Ses dix convives ne remarquent pas son absence dans la conversation depuis quelques temps, l’heure est avancée et elle aimerait que ce dîner s’achève. Elle interrompt alors le vacarme des discussions politiques, cette atmosphère tantôt joyeuse, tantôt nerveuse émanant de ses dîners du samedi soir.
« – Qui reprend du dessert ? Ou alors un carré de chocolat ?
– Oh là, tu vas nous tuer avec tout ce sucre !
– Ça va, remballe ton discours écolo toi.
– Écolo ? Je ne parle pas de la planète mais de mon indice glycémique !
– Et moi de mon tour de taille !
– Bon, qui est motivé pour aller courir demain ?
– Mais attends, tu as mis du sucre ou du sirop d’agave dans ton gâteau ? Tu sais, c’est fantastique l’agave, j’ai découvert récemment…
– Au fait, vous avez entendu cette histoire de pénurie de sucre en Tunisie, il paraît que…
– Oh ça ne leur fera pas de mal de moins manger de saloperies sucrées !
– À nous non plus d’ailleurs…
– Alors là stop, si le médecin s’y met… on ne t’invitera plus, hein. Le mois dernier tu nous as plombés avec ton speech sur les cellules cancéreuses, j’en ai pas dormi du weekend !
– Moi, perso, demain je fais un jeûne, pas intermittent, une vraie diète, toute la journée.
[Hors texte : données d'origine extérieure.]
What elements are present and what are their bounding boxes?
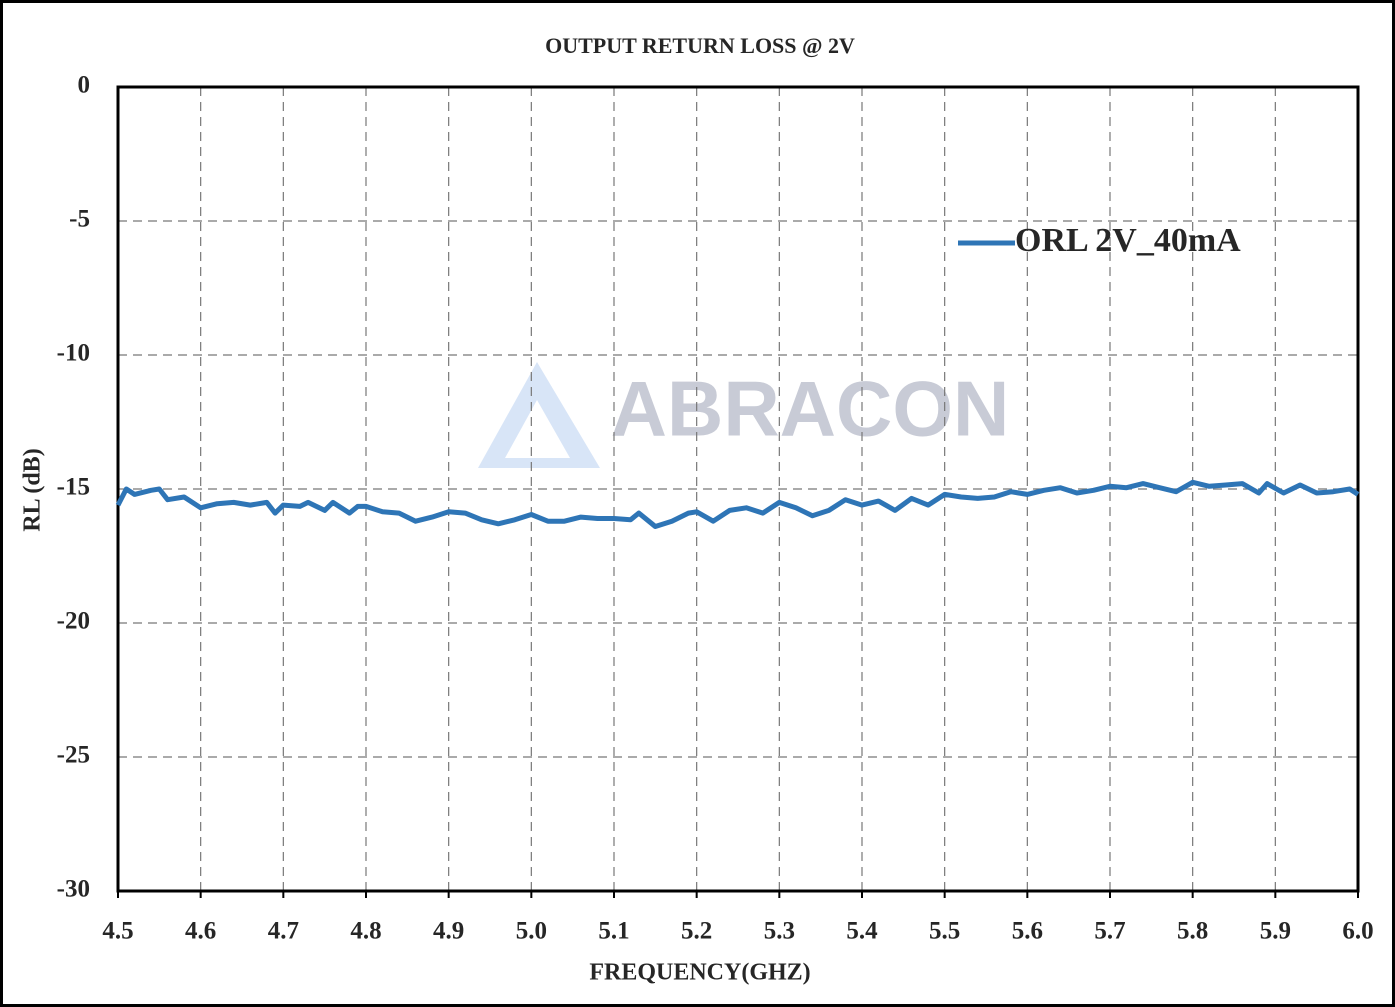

– Écoutez, je vais vous détendre, vous connaissez cette blague juive que la collègue de notre chère hôte lui avait racontée la veille de Kippour ?
– Laquelle ?
– Moi je ne la connais pas, déballe, mais sois concis, il est tard.
– Y en a eu beaucoup… ressers-moi du vin plutôt, tiens.
– Ok, ok, celle sur la randonnée, ça ne vous dit rien ?
Four Europeans go hiking together and get terribly lost. First they run out of food, then of water :
‘I’m so thirsty’, says the Englishman. ‘I must have tea!’
‘I’m so thirsty’, says the Frenchman. ‘I must have wine!’
‘I’m so thirsty’, says the German. ‘I must have beer!’
‘I’m so thirsty’, says the Jew. ‘I must have diabetes!’[1]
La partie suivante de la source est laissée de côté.